Mesmo se configurada a força maior, o §2º do citado artigo 501, da CLT faz ressalva das situações que não afetarem substancialmente, nem forem suscetíveis de afetar, a condição econômica e financeira da empresa. No artigo 504 se observa outra cautela, prevendo a reversão de medidas patronais baseadas em falsa alegação de força maior.

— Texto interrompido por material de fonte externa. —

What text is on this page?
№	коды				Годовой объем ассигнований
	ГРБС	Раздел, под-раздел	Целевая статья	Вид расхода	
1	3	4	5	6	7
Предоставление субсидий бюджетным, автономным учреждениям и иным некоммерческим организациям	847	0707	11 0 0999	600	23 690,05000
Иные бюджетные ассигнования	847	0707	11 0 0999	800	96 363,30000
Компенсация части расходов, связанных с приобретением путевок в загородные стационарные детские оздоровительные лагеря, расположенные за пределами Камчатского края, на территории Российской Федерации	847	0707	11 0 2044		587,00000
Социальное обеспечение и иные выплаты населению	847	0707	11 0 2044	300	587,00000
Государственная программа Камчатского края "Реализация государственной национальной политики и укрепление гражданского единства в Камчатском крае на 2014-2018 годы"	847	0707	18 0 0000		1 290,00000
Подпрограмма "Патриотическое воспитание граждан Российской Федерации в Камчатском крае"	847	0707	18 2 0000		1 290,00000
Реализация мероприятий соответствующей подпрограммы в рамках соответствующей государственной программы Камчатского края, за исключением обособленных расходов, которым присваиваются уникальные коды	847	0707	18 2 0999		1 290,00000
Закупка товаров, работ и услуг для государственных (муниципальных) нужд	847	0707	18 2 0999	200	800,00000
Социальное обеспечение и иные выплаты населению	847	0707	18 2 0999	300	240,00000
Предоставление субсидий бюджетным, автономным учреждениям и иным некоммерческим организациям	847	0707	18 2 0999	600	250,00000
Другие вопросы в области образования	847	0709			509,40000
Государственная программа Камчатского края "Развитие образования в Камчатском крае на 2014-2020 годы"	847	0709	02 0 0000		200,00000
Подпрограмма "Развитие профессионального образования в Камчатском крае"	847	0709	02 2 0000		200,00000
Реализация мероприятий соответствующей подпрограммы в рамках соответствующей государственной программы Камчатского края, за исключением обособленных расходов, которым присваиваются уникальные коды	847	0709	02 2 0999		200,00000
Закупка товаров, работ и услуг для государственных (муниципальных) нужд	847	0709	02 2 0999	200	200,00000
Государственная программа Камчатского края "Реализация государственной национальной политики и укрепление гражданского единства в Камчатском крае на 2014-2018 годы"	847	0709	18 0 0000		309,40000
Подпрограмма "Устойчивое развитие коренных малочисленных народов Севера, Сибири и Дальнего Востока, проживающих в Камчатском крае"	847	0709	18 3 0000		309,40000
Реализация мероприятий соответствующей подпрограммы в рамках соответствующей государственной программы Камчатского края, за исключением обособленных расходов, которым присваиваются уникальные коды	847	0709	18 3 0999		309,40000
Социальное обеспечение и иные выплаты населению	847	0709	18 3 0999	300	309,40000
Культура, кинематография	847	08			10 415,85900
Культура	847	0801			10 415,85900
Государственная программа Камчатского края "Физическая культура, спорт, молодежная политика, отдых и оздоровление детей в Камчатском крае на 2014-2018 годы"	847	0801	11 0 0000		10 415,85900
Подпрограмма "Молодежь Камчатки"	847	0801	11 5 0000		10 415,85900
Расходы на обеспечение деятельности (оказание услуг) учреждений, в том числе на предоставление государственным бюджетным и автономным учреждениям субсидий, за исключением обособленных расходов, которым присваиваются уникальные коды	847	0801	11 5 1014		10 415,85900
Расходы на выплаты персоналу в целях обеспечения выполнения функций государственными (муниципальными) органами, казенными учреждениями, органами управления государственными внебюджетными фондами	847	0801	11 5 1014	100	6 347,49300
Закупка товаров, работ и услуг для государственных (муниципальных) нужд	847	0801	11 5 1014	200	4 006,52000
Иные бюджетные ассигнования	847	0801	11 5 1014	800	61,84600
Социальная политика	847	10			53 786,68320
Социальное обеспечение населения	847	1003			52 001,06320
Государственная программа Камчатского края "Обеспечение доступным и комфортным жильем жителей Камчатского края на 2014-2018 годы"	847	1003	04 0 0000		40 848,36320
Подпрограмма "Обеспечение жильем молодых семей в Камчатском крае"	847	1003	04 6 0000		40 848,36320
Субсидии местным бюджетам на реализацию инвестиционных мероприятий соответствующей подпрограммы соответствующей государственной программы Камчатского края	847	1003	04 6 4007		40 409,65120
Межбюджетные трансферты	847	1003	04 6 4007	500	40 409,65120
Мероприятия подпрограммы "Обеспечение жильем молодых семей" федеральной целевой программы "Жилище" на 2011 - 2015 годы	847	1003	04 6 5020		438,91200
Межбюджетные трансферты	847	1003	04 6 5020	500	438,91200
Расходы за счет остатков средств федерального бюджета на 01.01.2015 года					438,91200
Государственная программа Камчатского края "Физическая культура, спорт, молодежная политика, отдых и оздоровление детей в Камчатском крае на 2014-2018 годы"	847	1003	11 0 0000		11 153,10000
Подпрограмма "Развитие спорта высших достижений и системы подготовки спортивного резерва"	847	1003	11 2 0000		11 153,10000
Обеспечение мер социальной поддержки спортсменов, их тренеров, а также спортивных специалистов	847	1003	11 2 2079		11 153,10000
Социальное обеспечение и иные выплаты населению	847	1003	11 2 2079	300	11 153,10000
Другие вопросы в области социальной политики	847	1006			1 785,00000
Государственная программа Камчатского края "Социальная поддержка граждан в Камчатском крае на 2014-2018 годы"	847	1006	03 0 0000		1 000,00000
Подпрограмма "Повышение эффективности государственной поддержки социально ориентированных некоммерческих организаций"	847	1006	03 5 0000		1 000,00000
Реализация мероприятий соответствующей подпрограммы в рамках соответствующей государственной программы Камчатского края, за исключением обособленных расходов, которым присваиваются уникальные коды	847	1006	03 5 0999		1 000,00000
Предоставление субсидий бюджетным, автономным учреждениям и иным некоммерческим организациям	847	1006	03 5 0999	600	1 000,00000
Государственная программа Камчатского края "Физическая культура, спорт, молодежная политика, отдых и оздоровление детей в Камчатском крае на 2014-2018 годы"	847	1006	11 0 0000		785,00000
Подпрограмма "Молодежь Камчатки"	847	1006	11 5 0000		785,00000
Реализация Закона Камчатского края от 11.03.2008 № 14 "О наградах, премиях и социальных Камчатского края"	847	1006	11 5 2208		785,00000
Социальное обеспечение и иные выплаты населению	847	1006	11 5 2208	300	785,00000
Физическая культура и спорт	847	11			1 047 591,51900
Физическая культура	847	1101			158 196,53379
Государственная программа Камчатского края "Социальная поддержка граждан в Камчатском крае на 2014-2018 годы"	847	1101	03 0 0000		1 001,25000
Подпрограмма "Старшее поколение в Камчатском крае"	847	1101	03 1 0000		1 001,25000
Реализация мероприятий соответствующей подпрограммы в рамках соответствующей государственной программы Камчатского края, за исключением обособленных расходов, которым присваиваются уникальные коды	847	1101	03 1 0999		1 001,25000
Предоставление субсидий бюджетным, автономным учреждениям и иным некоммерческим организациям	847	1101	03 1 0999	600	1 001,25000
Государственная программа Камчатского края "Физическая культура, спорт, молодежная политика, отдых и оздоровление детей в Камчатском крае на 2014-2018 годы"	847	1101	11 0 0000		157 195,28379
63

O artigo 503, da CLT, por sua vez, dispõe o seguinte:

“Art. 3º - É lícita, em caso de força maior ou prejuízos devidamente comprovados, a redução geral dos salários dos empregados da empresa, proporcionalmente aos salários de cada um, não podendo, entretanto, ser superior a 25% (vinte e cinco por cento), respeitado, em qualquer caso, o salário mínimo da região”. Destacamos

O parágrafo único do artigo supratranscrito impõe uma limitação ao período de duração da redução salarial, dispondo que “cessados os efeitos decorrentes do motivo de força maior, é garantido o restabelecimento dos salários reduzidos”.

Ora, a emergência de saúde pública causada pelo Coronavírus, além de se tratar de clara hipótese de força maior, afeta ou afetará, substancialmente, todos os setores da economia, especialmente os negócios de menor porte do setor terciário, que empregam o maior número de pessoas no Brasil.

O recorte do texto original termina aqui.